Certainly. Even if we were not talking about the Internet, then decryption, for example, never stopped at all. This is also a cyber war - an attempt to break ciphers, intercept messages. The same specialists in decryption work there, professional mathematicians, with the help of computers. That is, these wars never stop. It must be understood that a direct operation to destroy the critical information infrastructure, to attack it, will be perceived as an act of war. No one is doing this between countries such as Russia and the United States. If you do this, it will be obvious who is behind this and some kind of reaction will follow. Moreover, as we know, the Americans announced this summer that they want to equate a cyberattack with an act of war in order to be able to respond to a cyberattack immediately with conventional weapons.

Now the story with the Humpty Dumpty group is heard. They managed to get the correspondence of the first persons of the state. Is this not a confirmation of the thesis that firms and government agencies sometimes do not take a very responsible attitude to cybersecurity?

That's true, but I don't think the Humpty Dumpty members have demonstrated personal qualifications. This is nonsense, it cannot be so. I absolutely do not believe in the story that someone is sitting in a cafe and hacking into the smartphone of a passing deputy prime minister or presidential aide, this is nonsense. This kind of thing is always done with insiders. In fact, in such a situation, "Humpty Dumpty" is not a hacker group, but a cistern, a place for publications. Since the very legend of the ubiquitous hackers - and WikiLeaks refers to this legend - has already been promoted, nothing prevents the creation of virtual hacker groups and throwing in (information) through them, although there may not be anything behind them at all. A certain facade - Anonymous, Humpty Dumpty - they are simply "leaked" by those who have them.

Is it a real story that a company is careless about cyber security and loses everything as a result of an attack?

Of course it's real. Most are very careless. There are examples - these are banks from which huge amounts of money are now being stolen. Banks very often hide these circumstances because the only thing they sell is trust. Therefore, banks cannot talk about the fact that his money was stolen. Credit card data is stolen, leaks occur from the inside … 80-90% of all information security problems are employees, not external hackers. This must be understood. The simplest example: if you build a security perimeter, but at the same time any employee can bring a smartphone with him to the office and leak. Either copy the data to the device, or shoot some important document. The cost of leaked banking data in the world is tens of billions of dollars annually. Not to mention hacks.
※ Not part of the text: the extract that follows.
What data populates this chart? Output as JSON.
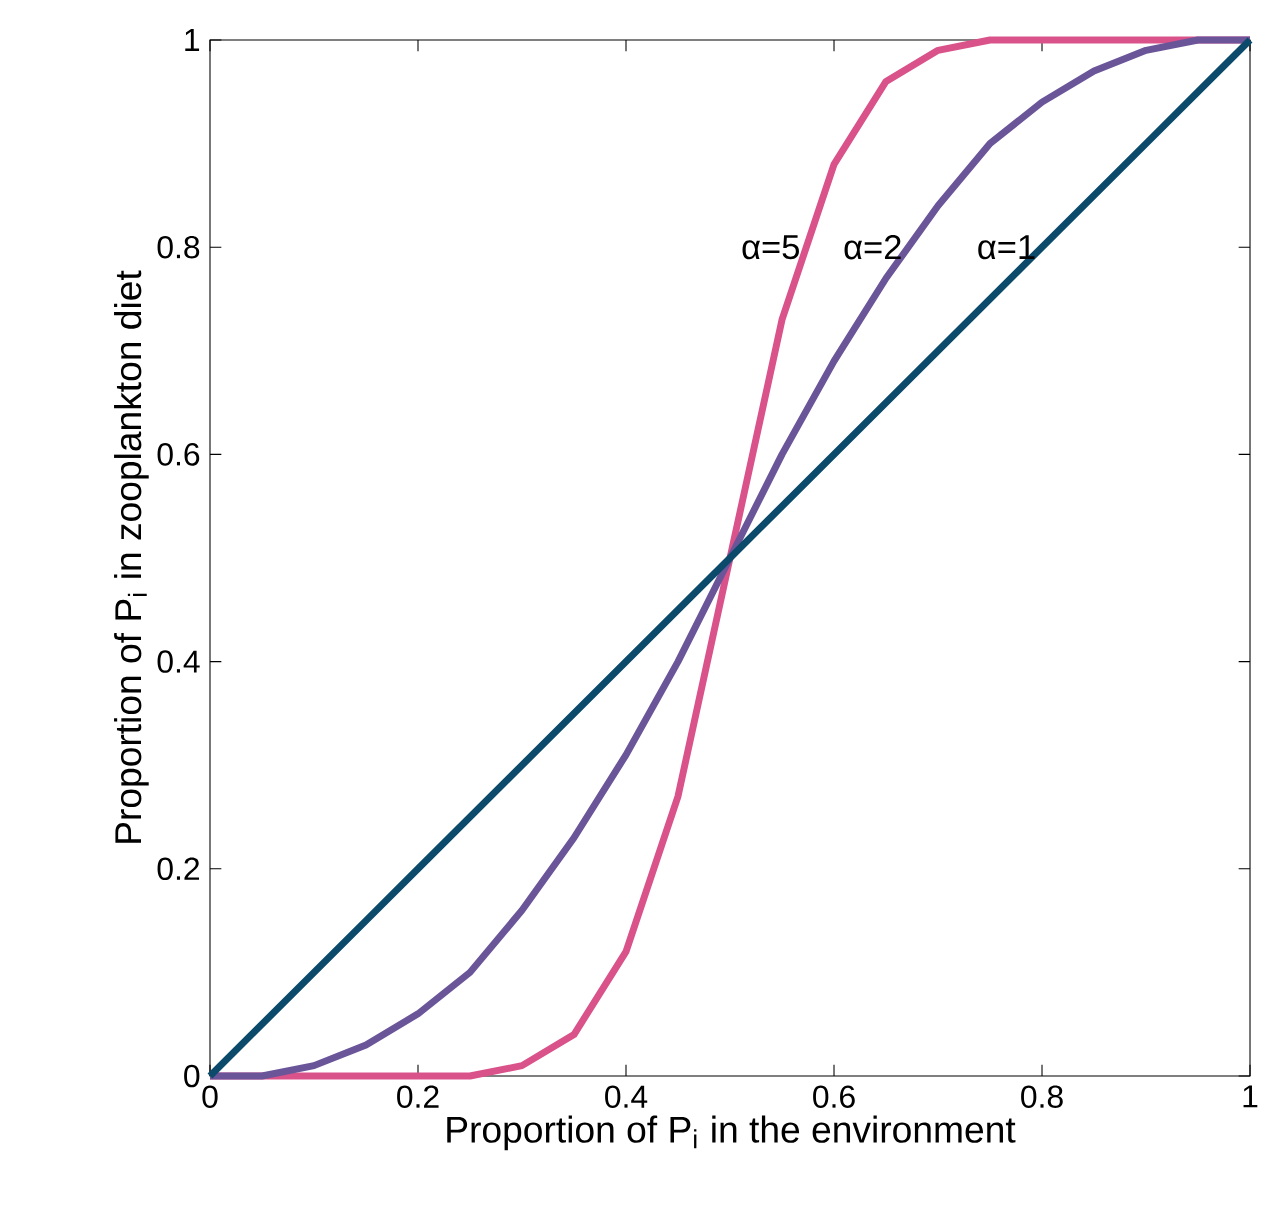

Where is the line between freedom on the Internet and the desire of the state to regulate it in order to prevent cybercrime?

I cannot give an exact answer to this question, because we are not in a situation where there are some norms, even international ones, or there is someone to spy on. We are moving quite energetically from a situation when there was absolute freedom on the Internet, which is called lawlessness, and it seemed that it would always be so, when the laws that operate in everyday life did not operate on the Internet, to a state when all this would be regulated. In the end, the Internet should have laws that work in everyday life. Relatively speaking, threats, especially in front of witnesses, are criminally punishable; threats and insults on the Internet can be completely unpunished. Everything will be more or less aligned. But where this border will be, we do not know. We have examples of a completely "regulated" Internet - in Vietnam, China, but at the same time it is still growing there, there is a stormy life. As we know, in China, the Internet is so boiling that God forbid everyone.